Tuesday, Nov. 08, 2011

A Lost City at World's End: East Africa's Ibo Island

In a crowded world, few places are undiscovered, but once in a while some are forgotten. Ibo Island, in the 32-island Quirimbas Archipelago off the remote northeastern coast of Mozambique, is a genuine Lost City. A century ago it was a busy port on East Africa's Swahili coast, a settlement of Indian merchant houses, colonial Portuguese mansions, Chinese traders and 40,000 people, the last stop on a trade route running south from Mogadishu via Lamu, Mombasa and Zanzibar. Sailed for centuries by Portuguese and more than a millennium by Arabs, the route declined with the end of slavery, then sank into obscurity with colonialism's demise in 1975. Mombasa reinvented itself as a trade hub for East Africa, and Lamu and Zanzibar became holiday islands, but Ibo — small, remote, surrounded by mud flats — simply faded away. Today 3,500 people live in what is largely a ghost town. The three forts still stand, but the grand colonnades are crumbling, and the mansions built with fortunes from trading amber, ivory and turtle shell lie in ruins, trees bursting through their roofs while their gardens, overgrown with bougainvillea the color of ball gowns, still vainly boast of past glories.

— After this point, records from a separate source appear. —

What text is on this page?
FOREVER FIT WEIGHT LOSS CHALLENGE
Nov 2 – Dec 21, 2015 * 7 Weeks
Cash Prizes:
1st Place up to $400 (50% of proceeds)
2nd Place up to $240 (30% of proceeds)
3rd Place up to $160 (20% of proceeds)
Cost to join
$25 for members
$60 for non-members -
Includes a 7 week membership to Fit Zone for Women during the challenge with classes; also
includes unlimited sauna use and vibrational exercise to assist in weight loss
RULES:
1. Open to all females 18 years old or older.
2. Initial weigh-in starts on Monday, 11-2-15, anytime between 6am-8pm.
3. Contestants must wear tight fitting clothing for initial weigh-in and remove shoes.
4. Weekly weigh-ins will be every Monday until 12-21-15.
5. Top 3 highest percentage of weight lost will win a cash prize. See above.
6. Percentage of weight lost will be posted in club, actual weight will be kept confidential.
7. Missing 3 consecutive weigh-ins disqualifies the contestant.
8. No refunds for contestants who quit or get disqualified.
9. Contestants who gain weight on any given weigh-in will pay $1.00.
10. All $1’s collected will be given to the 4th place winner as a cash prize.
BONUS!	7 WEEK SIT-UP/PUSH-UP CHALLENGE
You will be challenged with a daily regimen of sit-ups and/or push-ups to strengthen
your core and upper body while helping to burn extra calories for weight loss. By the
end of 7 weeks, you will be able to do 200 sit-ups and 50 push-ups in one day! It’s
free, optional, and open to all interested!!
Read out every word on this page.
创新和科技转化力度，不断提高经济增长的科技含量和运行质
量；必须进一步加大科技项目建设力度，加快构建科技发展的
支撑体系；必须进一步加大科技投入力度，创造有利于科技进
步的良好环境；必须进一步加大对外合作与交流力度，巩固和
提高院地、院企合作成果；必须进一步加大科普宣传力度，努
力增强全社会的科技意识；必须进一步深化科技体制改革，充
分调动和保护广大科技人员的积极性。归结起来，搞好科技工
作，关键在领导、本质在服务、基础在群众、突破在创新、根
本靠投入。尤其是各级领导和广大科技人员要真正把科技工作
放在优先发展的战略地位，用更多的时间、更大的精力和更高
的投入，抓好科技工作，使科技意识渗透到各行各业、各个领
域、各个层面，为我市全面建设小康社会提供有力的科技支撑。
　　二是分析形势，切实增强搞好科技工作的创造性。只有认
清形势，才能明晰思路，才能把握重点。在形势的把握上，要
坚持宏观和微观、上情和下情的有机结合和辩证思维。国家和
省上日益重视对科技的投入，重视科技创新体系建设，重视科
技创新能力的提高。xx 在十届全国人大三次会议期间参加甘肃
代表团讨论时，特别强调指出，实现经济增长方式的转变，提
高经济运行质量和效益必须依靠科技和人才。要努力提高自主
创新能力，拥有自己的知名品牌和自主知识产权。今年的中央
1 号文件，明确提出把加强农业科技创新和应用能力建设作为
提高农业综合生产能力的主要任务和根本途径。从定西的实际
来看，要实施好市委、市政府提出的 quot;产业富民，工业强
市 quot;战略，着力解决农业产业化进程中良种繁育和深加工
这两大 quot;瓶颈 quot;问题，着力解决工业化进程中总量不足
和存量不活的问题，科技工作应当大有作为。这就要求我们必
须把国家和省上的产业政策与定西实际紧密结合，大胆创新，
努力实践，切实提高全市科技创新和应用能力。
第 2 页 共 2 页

Today the archipelago, called the Lazarus Islands by the Portuguese, is showing signs of new life as a tourist destination. It's hardly a rush — visitors will likely meet only a handful of other guests — but that's precisely the charm. You reach Ibo or the other Quirimbas islands by taking a small prop plane from the northern Mozambican town of Pemba and flying north over the turquoise shallows of the archipelago. The smaller islands consist of little more than an airstrip and one extremely expensive resort — beautiful, but you could be anywhere. Ibo, with its ruins of a vanished world staring out at an uninterrupted eastern horizon, is more specifically located. It is, unmistakably, the ends of the earth.

In this remote corner of the world, history lives. Wander the old lanes that run off the central Placa and you'll soon come across Joao Baptista, the local historian, who will likely tell you about Ibo and even show you around. One highlight, in between the mix of Indian, Chinese, Arab, European and African architecture, is a small, square colonial bungalow whose outer walls are decorated entirely with cowry shells. These stand as witness to a famous island tragedy. The house belonged to a Portuguese trader and his wife. He installed her there soon after they married, then took off to seek his fortune. He was away for years and for every day of his absence his wife would walk to the beach, pick up a cowry and stick it on the house. By the time he returned, the house was covered with thousands of shells. But this was no happy reunion. The husband had gone home because he was sick. Soon he died. After waiting for love for so long only for it to be in vain, something in his wife snapped. She refused to believe he was dead. For weeks, she took him food and drink as he lay on his deathbed. Eventually she was committed to an asylum.

Ibo abounds with stories whose power seem to make the past ever present. The delights of the present day ensure history is never overwhelming, however. You can take boat trips through some of the biggest mangroves in Africa, home to 700 bird species as well as the endangered dugong, or out into the open sea to snorkel on untouched coral reefs. All but unbeatable is a short sail in a dhow (a traditional Arab sailing vessel) to one of the pristine sand dunes that miraculously appear out of the Indian Ocean to the east of Ibo as the tide recedes. There your captain will plant an umbrella in the sand, set up a table and chairs in its shade, and furnish the top with a lobster and cool white South African wine. Lunch, at world's end.

There are three hotels in town, which between them suit most budgets: Miti Miwire (from $50 per room per night), Cinco Portas Pensão (from $100) and Ibo Island Lodge (from $335 per person per night). Each is housed in a former colonial mansion, and the price reflects the facilities. Miti Miwire is a charming, friendly guesthouse in one of the biggest buildings on Ibo. Cinco Portas has a pool, a great bar and a sea breeze with a view of the harbor. Ibo Island Lodge has huge rooms, Goan four-poster beds, the best pool and the best sunset view, and its rates include air transfers from the mainland, three high-end meals a day and use of a dhow. (See mitimiwiri.com, cincoportas.com and iboisland.com.)